The rhizome of D. obscurum typically produces only one upright shoot per year and grows in a single direction. In the beginning of a growing season, the rhizome grows a few centimeters and then forms one branch at a 90° angle, alternating sides each year, which remains only millimeters in length. It then grows another couple of centimeters and then again branches off to the same side to form an aerial shoot. The rhizome branch produced each year is usually very weak and dies the next, but serves as a reserve rhizome apex, with the potential to become a new main rhizome. This happens if the plant is especially productive, or more frequently if the tip of the main rhizome is damaged so that it cannot grow. When a new main rhizome is formed, it makes a second 90° turn so that it is growing in the same direction as the rhizome from which it came. All underground branching occurs parallel to the ground, so upright shoots must then orient themselves appropriately in order to emerge from the soil.

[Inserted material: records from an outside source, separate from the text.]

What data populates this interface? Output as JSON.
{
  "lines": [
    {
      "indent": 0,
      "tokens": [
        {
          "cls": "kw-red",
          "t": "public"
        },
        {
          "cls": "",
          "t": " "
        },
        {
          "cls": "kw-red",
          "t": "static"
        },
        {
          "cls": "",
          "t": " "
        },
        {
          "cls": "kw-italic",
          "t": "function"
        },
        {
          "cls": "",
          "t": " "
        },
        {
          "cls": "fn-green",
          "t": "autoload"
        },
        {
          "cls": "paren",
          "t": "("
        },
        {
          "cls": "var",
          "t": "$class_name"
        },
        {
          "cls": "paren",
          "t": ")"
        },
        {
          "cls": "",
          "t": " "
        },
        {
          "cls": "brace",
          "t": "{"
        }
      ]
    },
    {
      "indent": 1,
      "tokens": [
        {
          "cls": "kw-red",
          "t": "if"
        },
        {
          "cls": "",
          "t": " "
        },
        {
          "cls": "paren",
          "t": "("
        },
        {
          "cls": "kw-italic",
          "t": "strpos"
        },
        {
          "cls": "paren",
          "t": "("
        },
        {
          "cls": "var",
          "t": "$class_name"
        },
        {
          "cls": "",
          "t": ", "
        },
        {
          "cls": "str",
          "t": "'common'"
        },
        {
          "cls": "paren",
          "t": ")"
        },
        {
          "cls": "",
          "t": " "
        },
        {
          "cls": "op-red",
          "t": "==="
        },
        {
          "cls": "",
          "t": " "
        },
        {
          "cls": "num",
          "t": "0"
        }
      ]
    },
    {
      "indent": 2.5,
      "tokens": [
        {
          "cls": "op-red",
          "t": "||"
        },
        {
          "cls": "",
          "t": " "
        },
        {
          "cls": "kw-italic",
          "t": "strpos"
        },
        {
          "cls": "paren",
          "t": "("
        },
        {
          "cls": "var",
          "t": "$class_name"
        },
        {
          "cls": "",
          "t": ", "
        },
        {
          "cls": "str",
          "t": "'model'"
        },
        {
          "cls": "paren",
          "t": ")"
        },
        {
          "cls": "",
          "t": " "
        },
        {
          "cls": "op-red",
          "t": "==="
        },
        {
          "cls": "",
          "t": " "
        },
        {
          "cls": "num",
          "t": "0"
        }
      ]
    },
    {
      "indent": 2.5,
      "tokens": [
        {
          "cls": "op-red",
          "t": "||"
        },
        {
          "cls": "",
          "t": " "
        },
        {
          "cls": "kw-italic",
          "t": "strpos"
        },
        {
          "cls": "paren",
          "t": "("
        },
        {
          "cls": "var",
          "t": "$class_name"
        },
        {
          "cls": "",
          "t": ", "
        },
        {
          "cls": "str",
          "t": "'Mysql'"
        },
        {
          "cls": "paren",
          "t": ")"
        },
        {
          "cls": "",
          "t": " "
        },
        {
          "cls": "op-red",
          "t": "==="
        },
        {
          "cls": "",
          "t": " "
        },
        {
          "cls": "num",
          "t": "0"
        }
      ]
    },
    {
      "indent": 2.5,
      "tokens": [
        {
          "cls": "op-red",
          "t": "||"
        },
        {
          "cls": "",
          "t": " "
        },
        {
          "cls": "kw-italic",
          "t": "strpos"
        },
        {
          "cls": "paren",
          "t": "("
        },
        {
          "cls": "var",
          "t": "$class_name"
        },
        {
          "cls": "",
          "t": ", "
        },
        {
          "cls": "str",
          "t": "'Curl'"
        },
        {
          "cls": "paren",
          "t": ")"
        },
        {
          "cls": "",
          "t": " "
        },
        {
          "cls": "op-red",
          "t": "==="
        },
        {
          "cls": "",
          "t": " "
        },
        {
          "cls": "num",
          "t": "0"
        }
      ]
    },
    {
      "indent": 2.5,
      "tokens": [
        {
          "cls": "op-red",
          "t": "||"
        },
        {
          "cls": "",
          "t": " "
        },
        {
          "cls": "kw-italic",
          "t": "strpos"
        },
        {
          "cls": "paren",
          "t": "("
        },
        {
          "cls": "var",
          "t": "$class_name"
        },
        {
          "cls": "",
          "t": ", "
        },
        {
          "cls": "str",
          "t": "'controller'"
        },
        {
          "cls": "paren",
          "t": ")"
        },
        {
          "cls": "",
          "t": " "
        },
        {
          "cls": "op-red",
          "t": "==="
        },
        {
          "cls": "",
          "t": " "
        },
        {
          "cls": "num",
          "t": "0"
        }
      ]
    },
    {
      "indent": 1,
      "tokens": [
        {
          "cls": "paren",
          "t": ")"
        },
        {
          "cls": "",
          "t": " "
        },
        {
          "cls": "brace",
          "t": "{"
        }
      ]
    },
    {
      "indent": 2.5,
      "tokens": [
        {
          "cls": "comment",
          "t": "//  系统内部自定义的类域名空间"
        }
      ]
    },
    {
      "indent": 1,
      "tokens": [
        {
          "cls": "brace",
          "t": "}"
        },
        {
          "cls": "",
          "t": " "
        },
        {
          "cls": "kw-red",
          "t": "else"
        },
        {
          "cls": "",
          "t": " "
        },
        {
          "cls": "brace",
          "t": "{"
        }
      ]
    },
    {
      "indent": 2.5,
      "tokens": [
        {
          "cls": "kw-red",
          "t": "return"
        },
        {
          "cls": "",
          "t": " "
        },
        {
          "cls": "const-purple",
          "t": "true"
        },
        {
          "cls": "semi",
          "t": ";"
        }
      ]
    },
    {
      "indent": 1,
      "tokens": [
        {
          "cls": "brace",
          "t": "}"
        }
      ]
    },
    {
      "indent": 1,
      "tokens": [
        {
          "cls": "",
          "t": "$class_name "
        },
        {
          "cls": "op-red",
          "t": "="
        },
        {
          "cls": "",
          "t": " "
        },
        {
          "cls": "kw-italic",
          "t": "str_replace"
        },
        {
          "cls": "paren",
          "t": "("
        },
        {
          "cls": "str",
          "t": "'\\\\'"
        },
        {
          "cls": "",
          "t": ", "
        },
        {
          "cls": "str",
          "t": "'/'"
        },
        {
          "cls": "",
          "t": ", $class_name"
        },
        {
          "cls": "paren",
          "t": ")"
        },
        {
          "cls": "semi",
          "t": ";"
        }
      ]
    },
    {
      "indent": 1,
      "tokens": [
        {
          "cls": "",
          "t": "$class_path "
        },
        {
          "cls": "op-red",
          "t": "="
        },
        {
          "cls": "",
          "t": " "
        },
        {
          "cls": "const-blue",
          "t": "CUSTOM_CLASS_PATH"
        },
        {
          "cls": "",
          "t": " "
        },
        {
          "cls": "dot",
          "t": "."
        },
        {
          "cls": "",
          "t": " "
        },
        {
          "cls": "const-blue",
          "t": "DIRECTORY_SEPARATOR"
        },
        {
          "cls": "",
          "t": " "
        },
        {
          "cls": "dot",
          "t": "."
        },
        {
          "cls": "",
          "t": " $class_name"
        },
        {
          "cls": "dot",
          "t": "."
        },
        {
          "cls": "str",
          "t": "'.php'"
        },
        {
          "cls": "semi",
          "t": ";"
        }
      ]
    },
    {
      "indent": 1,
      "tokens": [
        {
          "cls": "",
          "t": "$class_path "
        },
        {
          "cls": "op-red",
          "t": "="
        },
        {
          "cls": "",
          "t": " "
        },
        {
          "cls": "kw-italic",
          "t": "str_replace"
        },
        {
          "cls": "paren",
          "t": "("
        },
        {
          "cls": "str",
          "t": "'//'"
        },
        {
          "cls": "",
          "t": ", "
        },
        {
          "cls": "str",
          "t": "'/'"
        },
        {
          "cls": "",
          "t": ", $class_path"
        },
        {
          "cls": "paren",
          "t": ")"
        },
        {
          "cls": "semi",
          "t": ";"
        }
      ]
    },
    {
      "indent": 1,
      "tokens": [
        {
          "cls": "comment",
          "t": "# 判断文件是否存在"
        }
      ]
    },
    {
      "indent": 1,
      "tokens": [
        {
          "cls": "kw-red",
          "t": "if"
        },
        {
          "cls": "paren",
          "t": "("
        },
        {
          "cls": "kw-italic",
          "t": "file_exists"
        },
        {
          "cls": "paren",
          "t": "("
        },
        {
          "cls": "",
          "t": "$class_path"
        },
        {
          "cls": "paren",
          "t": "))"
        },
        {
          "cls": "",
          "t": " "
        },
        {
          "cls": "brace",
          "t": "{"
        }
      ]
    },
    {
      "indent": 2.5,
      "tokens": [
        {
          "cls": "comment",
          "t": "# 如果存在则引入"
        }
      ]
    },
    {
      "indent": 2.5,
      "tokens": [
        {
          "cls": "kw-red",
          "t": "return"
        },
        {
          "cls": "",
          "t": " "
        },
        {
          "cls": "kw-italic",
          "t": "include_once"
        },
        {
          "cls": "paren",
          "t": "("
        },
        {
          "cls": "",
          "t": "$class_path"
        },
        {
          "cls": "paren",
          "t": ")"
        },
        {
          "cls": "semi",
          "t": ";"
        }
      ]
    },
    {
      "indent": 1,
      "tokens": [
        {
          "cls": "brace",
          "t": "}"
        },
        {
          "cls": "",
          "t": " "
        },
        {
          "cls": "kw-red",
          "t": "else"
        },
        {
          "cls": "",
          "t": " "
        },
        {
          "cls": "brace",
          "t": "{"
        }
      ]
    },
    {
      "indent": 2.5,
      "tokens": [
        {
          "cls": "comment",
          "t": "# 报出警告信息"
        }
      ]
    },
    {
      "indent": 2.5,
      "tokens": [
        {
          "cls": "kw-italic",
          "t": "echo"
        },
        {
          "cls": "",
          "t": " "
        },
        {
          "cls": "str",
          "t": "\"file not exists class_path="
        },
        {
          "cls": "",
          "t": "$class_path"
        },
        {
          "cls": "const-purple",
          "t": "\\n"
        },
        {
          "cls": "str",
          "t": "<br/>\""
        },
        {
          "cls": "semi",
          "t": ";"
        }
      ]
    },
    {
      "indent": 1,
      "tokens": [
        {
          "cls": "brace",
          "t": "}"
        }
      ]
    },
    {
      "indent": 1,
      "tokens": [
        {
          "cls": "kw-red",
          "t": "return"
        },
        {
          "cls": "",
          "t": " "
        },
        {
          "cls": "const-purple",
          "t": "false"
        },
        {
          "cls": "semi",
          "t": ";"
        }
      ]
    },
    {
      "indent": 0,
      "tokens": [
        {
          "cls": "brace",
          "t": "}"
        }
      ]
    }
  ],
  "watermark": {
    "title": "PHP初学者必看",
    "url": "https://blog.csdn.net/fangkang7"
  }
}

Every year, a main rhizome produces only one aerial shoot, but in the case of a plant with multiple main rhizomes a new shoot is produced from each. The age of a shoot corresponds to the layers of compressed microphylls in its stem, caused by growth halting each winter, the same way as tree rings are formed. Shoot morphology can also be used to estimate their ages. First year shoots are unbranched and usually do not penetrate the soil surface. Second year shoots undergo rapid growth, usually reaching near their final heights, and forming several systems of lateral branches. Branching occurs only in the second, and sometimes third years. Strobili can be formed as early as the second growing season, but usually begin to be produced in the third. Strobilus production can continue through the fourth year, and shoots die in either the fourth or fifth year.

==Taxonomy==
The genus Dendrolycopodium is accepted in the Pteridophyte Phylogeny Group classification of 2016 (PPG I), but not in other classifications, which submerge the genus in Lycopodium.

==Uses and conservation==
Historically, Dendrolycopodium obscurum has been harvested from the wild for use as Christmas greens for wreaths, as well as the use of its spores for flash powder. While flash powder is now practically obsolete, the harvest of D. obscurum has caused it to become threatened in several areas, leading Indiana and New York to declare it protected by state law. When harvesting legally, it is recommended to cut the shoots using shears to minimize rhizome damage, alternate sites every year, and select only individuals possessing strobili with open sporophylls. This ensures that immature shoots are not harvested, and will be allowed an attempt at reproduction.